It appears to me that OpenSolaris has somewhat higher performance, particularly in low-memory situations. FreeBSD opted to disable read-ahead prefetching on systems with 4GiB of RAM or lower; which many people tend to run. This hurts their sequential read scores quite a bit. Though i have not seen any really good comparisons. Most are against FreeNAS or untuned FreeBSD 8.x; which does not yield optimal results.
The 4K testing thread on HardOCP forums has alot of benchmarks posted, created using my ZFSguru project which runs FreeBSD 8.1 at the moment. Those show very decent performance after memory tuning; though the scaling is not linear. It would be interesting to do such benchmarking under OpenSolaris too, or any other Solaris derivative. But i'm only familiar enough with FreeBSD to do 'qualified' benchmarks on.
I would not focus your choice of OS solely on subtle differences in performance, though. Other aspects, such as hardware compatibility, features, longevity, support and personal preference may be much more important. FreeBSD has an edge over *Solaris with regard to boot support, as it can boot from RAID-Z/1/2/3, even while degraded, while Solaris can only boot from single disk or mirror; meaning many people buy two separate HDDs just for the system disk; ugh! Money wasted, i think. But, this is just one consideration, and you should make up your own mind on what to run. I do recommend to try out different stuff; especially if it can be run inside Virtualbox or something similar so you can try it out easily without messing with hardware.
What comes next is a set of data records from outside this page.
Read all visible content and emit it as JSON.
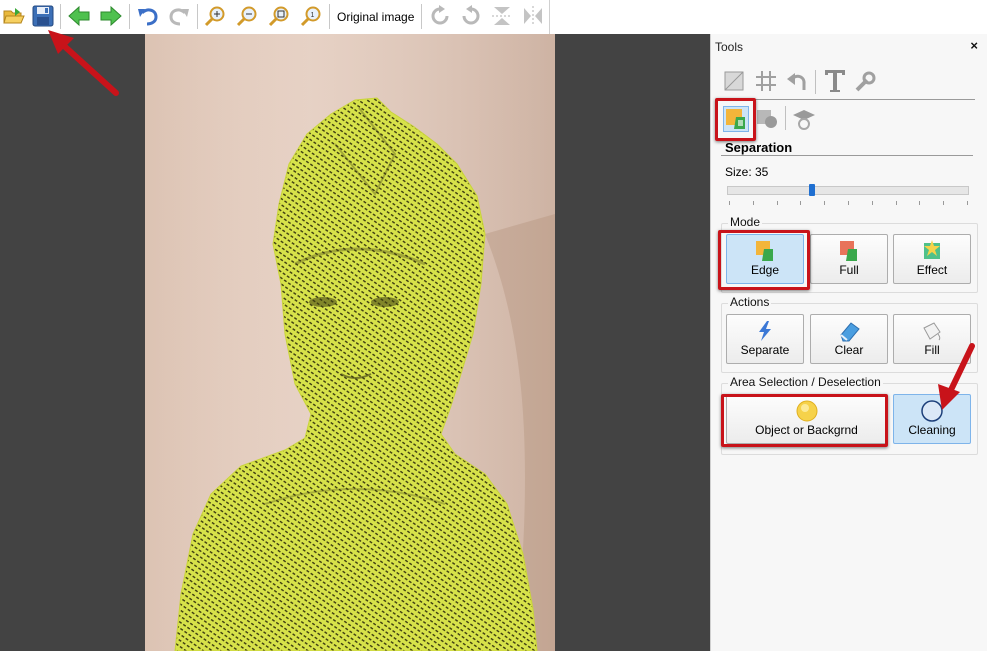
{
  "toolbar": {
    "buttons": [
      {
        "name": "open-folder-icon"
      },
      {
        "name": "save-icon"
      },
      {
        "name": "back-arrow-icon"
      },
      {
        "name": "forward-arrow-icon"
      },
      {
        "name": "undo-icon"
      },
      {
        "name": "redo-icon"
      },
      {
        "name": "zoom-in-icon"
      },
      {
        "name": "zoom-out-icon"
      },
      {
        "name": "zoom-fit-icon"
      },
      {
        "name": "zoom-actual-icon"
      },
      {
        "name": "rotate-cw-icon"
      },
      {
        "name": "rotate-ccw-icon"
      },
      {
        "name": "flip-vertical-icon"
      },
      {
        "name": "flip-horizontal-icon"
      }
    ],
    "original_image_label": "Original image"
  },
  "panel": {
    "title": "Tools",
    "close_glyph": "×",
    "section_title": "Separation",
    "size_label": "Size: 35",
    "size_value": 35,
    "mode": {
      "label": "Mode",
      "buttons": [
        {
          "label": "Edge",
          "active": true
        },
        {
          "label": "Full",
          "active": false
        },
        {
          "label": "Effect",
          "active": false
        }
      ]
    },
    "actions": {
      "label": "Actions",
      "buttons": [
        {
          "label": "Separate"
        },
        {
          "label": "Clear"
        },
        {
          "label": "Fill"
        }
      ]
    },
    "area": {
      "label": "Area Selection / Deselection",
      "buttons": [
        {
          "label": "Object or Backgrnd",
          "active": false
        },
        {
          "label": "Cleaning",
          "active": true
        }
      ]
    }
  },
  "colors": {
    "highlight": "#c8131a",
    "selection_overlay": "#d7e24a",
    "active_button": "#cce4f7",
    "canvas_bg": "#434343"
  }
}
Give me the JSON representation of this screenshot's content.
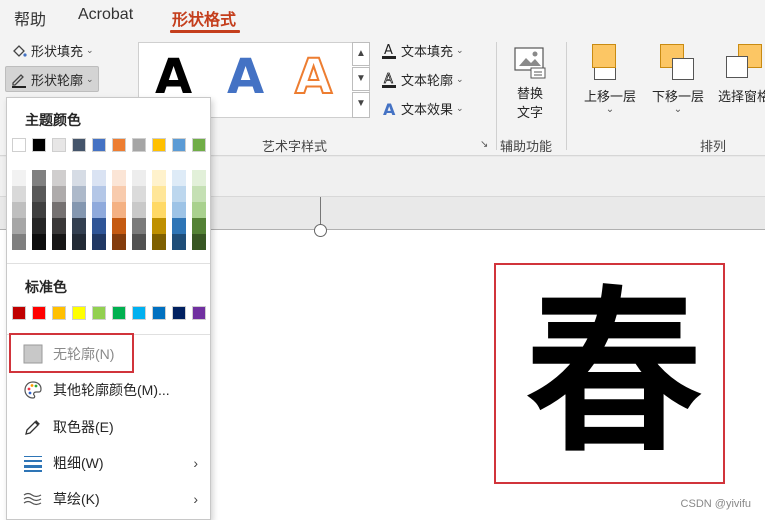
{
  "tabs": [
    {
      "label": "帮助",
      "active": false
    },
    {
      "label": "Acrobat",
      "active": false
    },
    {
      "label": "形状格式",
      "active": true
    }
  ],
  "shape_styles": {
    "fill_label": "形状填充",
    "outline_label": "形状轮廓"
  },
  "wordart": {
    "sample_letter": "A",
    "text_fill_label": "文本填充",
    "text_outline_label": "文本轮廓",
    "text_effects_label": "文本效果",
    "group_label": "艺术字样式"
  },
  "accessibility": {
    "alt_text_line1": "替换",
    "alt_text_line2": "文字",
    "group_label": "辅助功能"
  },
  "arrange": {
    "bring_forward": "上移一层",
    "send_backward": "下移一层",
    "selection_pane": "选择窗格",
    "group_label": "排列"
  },
  "menu": {
    "theme_colors_title": "主题颜色",
    "standard_colors_title": "标准色",
    "theme_top": [
      "#ffffff",
      "#000000",
      "#e7e6e6",
      "#44546a",
      "#4472c4",
      "#ed7d31",
      "#a5a5a5",
      "#ffc000",
      "#5b9bd5",
      "#70ad47"
    ],
    "theme_shades": [
      [
        "#f2f2f2",
        "#808080",
        "#d0cece",
        "#d6dce5",
        "#dae3f3",
        "#fbe5d6",
        "#ededed",
        "#fff2cc",
        "#deebf7",
        "#e2f0d9"
      ],
      [
        "#d9d9d9",
        "#595959",
        "#aeabab",
        "#adb9ca",
        "#b4c7e7",
        "#f8cbad",
        "#dbdbdb",
        "#ffe699",
        "#bdd7ee",
        "#c5e0b4"
      ],
      [
        "#bfbfbf",
        "#404040",
        "#757171",
        "#8497b0",
        "#8faadc",
        "#f4b183",
        "#c9c9c9",
        "#ffd966",
        "#9dc3e6",
        "#a9d18e"
      ],
      [
        "#a6a6a6",
        "#262626",
        "#3a3838",
        "#333f50",
        "#2f5597",
        "#c55a11",
        "#7b7b7b",
        "#bf9000",
        "#2e75b6",
        "#548235"
      ],
      [
        "#7f7f7f",
        "#0d0d0d",
        "#171616",
        "#222a35",
        "#203864",
        "#843c0c",
        "#525252",
        "#7f6000",
        "#1f4e79",
        "#385723"
      ]
    ],
    "standard": [
      "#c00000",
      "#ff0000",
      "#ffc000",
      "#ffff00",
      "#92d050",
      "#00b050",
      "#00b0f0",
      "#0070c0",
      "#002060",
      "#7030a0"
    ],
    "items": [
      {
        "label": "无轮廓(N)",
        "key": "N",
        "disabled": true
      },
      {
        "label": "其他轮廓颜色(M)...",
        "key": "M"
      },
      {
        "label": "取色器(E)",
        "key": "E"
      },
      {
        "label": "粗细(W)",
        "key": "W",
        "submenu": true
      },
      {
        "label": "草绘(K)",
        "key": "K",
        "submenu": true
      }
    ]
  },
  "slide": {
    "character": "春"
  },
  "watermark": "CSDN @yivifu",
  "colors": {
    "accent": "#c43e1c",
    "highlight_box": "#d1343b"
  }
}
As for ZFS' future in FreeBSD, one thing is clear: ZFS is actively being worked on by the FreeBSD people, PJD in particular. ZFS v28 second patchset is coming 'soon' and i'm ready to start building experimental releases based on it. Would love to see how performance scales with all the performance enhancing patches that went into the newer versions. Newer ZFS versions don't only add the documented features; alot of under the hood changes as well! Uncertain what will happen after ZFS v28; there is no CDDL-released code after that version. But even if it stayed at that version, with other fixes like performance/stability, it still is the best filesystem out there usable for your NAS.
Oh you asked about reliability too, i forgot. ;-)
Well, avoid early FreeBSD 'experimental'-labeled ZFS releases, commonly used in older FreeNAS releases. ZFS v6 on FreeBSD was hardly stable at all. ZFS v13 in FreeBSD 7.3 and 8.0 was the first official 'stable' ZFS release in FreeBSD, but v14 added stability fixes and v15 as well. So v15 is probably the best ZFS version to run on FreeBSD platform right now. 8.2 should be V15; though i've not had confirmation yet, its still in BETA1. I'm using it already on 8.1 using a stable patchset. In FreeBSD source commits flow from -CURRENT (9.0) to -STABLE (8.x) to -RELEASE (8.2), so some patches are very well tested and stable, while others can be very experimental and dangerous, such as the ashift patch. Always use caution when rigging your own solution! And test thoroughly before committing real data to it.